Accepted 2010, SCEC Contribution #1216

Rigorous predictability experimentation requires a statistical characterization of the performance metric used in experimental evaluation. Here we explore the statistical properties of the area skill score metric proposed by Zechar & Jordan (2008) and consider issues related to experimental discretization. For the case of continuous alarm functions and continuous observations, we present exact analytical solutions describing the distribution of the area skill score for unskilled predictors, and the approximation of this distribution by a Gaussian with known mean and variance. We also quantify the deviation of the exact area skill score distribution from the Gaussian approximation by specifying the kurtosis excess as a function of the number of observed earthquakes.

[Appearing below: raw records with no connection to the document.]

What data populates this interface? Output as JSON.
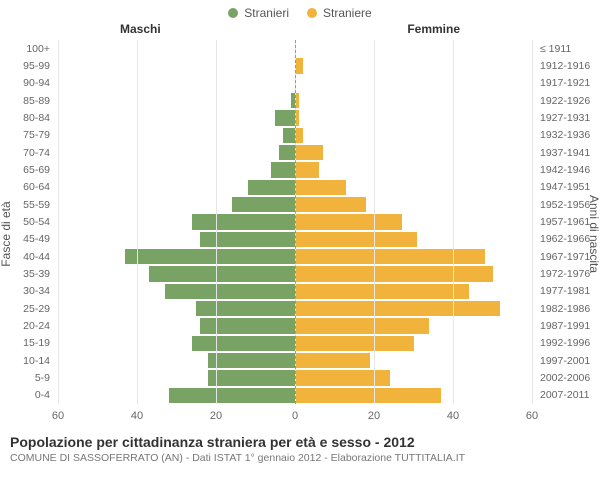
{
  "legend": {
    "male": {
      "label": "Stranieri",
      "color": "#79a365"
    },
    "female": {
      "label": "Straniere",
      "color": "#f1b33c"
    }
  },
  "headers": {
    "maschi": "Maschi",
    "femmine": "Femmine"
  },
  "axes": {
    "y_left_title": "Fasce di età",
    "y_right_title": "Anni di nascita",
    "x_max": 60,
    "x_ticks": [
      60,
      40,
      20,
      0,
      20,
      40,
      60
    ],
    "grid_color": "#e6e6e6",
    "centerline_color": "#999999"
  },
  "chart": {
    "type": "population-pyramid",
    "male_color": "#79a365",
    "female_color": "#f1b33c",
    "background_color": "#ffffff",
    "label_fontsize": 10.5,
    "rows": [
      {
        "age": "100+",
        "birth": "≤ 1911",
        "m": 0,
        "f": 0
      },
      {
        "age": "95-99",
        "birth": "1912-1916",
        "m": 0,
        "f": 2
      },
      {
        "age": "90-94",
        "birth": "1917-1921",
        "m": 0,
        "f": 0
      },
      {
        "age": "85-89",
        "birth": "1922-1926",
        "m": 1,
        "f": 1
      },
      {
        "age": "80-84",
        "birth": "1927-1931",
        "m": 5,
        "f": 1
      },
      {
        "age": "75-79",
        "birth": "1932-1936",
        "m": 3,
        "f": 2
      },
      {
        "age": "70-74",
        "birth": "1937-1941",
        "m": 4,
        "f": 7
      },
      {
        "age": "65-69",
        "birth": "1942-1946",
        "m": 6,
        "f": 6
      },
      {
        "age": "60-64",
        "birth": "1947-1951",
        "m": 12,
        "f": 13
      },
      {
        "age": "55-59",
        "birth": "1952-1956",
        "m": 16,
        "f": 18
      },
      {
        "age": "50-54",
        "birth": "1957-1961",
        "m": 26,
        "f": 27
      },
      {
        "age": "45-49",
        "birth": "1962-1966",
        "m": 24,
        "f": 31
      },
      {
        "age": "40-44",
        "birth": "1967-1971",
        "m": 43,
        "f": 48
      },
      {
        "age": "35-39",
        "birth": "1972-1976",
        "m": 37,
        "f": 50
      },
      {
        "age": "30-34",
        "birth": "1977-1981",
        "m": 33,
        "f": 44
      },
      {
        "age": "25-29",
        "birth": "1982-1986",
        "m": 25,
        "f": 52
      },
      {
        "age": "20-24",
        "birth": "1987-1991",
        "m": 24,
        "f": 34
      },
      {
        "age": "15-19",
        "birth": "1992-1996",
        "m": 26,
        "f": 30
      },
      {
        "age": "10-14",
        "birth": "1997-2001",
        "m": 22,
        "f": 19
      },
      {
        "age": "5-9",
        "birth": "2002-2006",
        "m": 22,
        "f": 24
      },
      {
        "age": "0-4",
        "birth": "2007-2011",
        "m": 32,
        "f": 37
      }
    ]
  },
  "footer": {
    "title": "Popolazione per cittadinanza straniera per età e sesso - 2012",
    "subtitle": "COMUNE DI SASSOFERRATO (AN) - Dati ISTAT 1° gennaio 2012 - Elaborazione TUTTITALIA.IT"
  }
}
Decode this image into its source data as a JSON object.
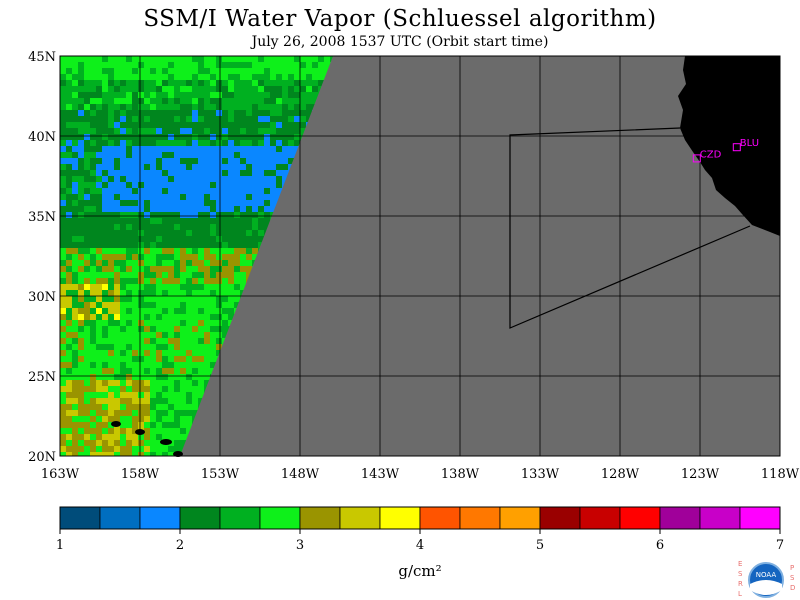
{
  "header": {
    "title": "SSM/I Water Vapor (Schluessel algorithm)",
    "subtitle": "July 26, 2008  1537 UTC  (Orbit start time)"
  },
  "map": {
    "lat_labels": [
      "45N",
      "40N",
      "35N",
      "30N",
      "25N",
      "20N"
    ],
    "lon_labels": [
      "163W",
      "158W",
      "153W",
      "148W",
      "143W",
      "138W",
      "133W",
      "128W",
      "123W",
      "118W"
    ],
    "lat_range": [
      20,
      45
    ],
    "lon_range": [
      -163,
      -118
    ],
    "background_color": "#6b6b6b",
    "land_color": "#000000",
    "stations": [
      {
        "label": "CZD",
        "lat": 38.6,
        "lon": -123.2
      },
      {
        "label": "BLU",
        "lat": 39.3,
        "lon": -120.7
      }
    ],
    "station_color": "#ff00ff"
  },
  "colorbar": {
    "tick_labels": [
      "1",
      "2",
      "3",
      "4",
      "5",
      "6",
      "7"
    ],
    "units": "g/cm²",
    "colors": [
      "#004c7a",
      "#006ec0",
      "#0a87ff",
      "#00861e",
      "#00b020",
      "#0ef01a",
      "#9a9400",
      "#c9c800",
      "#ffff00",
      "#ff5400",
      "#ff7800",
      "#ffa000",
      "#9a0000",
      "#c80000",
      "#ff0000",
      "#a0009a",
      "#c800c8",
      "#ff00ff"
    ]
  },
  "logo": {
    "left_letters": "ESRL",
    "right_letters": "PSD",
    "name": "NOAA"
  }
}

For predictability experiments involving discretization of the study region, we analyze simulation procedures for estimating the area skill score distribution, and we present efficient algorithms for various experimental scenarios. When more than one of the observed target earthquakes occurs within the same space/time/magnitude cell, the probabilities of predicting these events are not independent, which requires special consideration.

Citation
Zechar, J. D., & Jordan, T. H. (2010). The Area Skill Score Statistic for Evaluating Earthquake Predictability Experiments. Pure and Applied Geophysics, (accepted).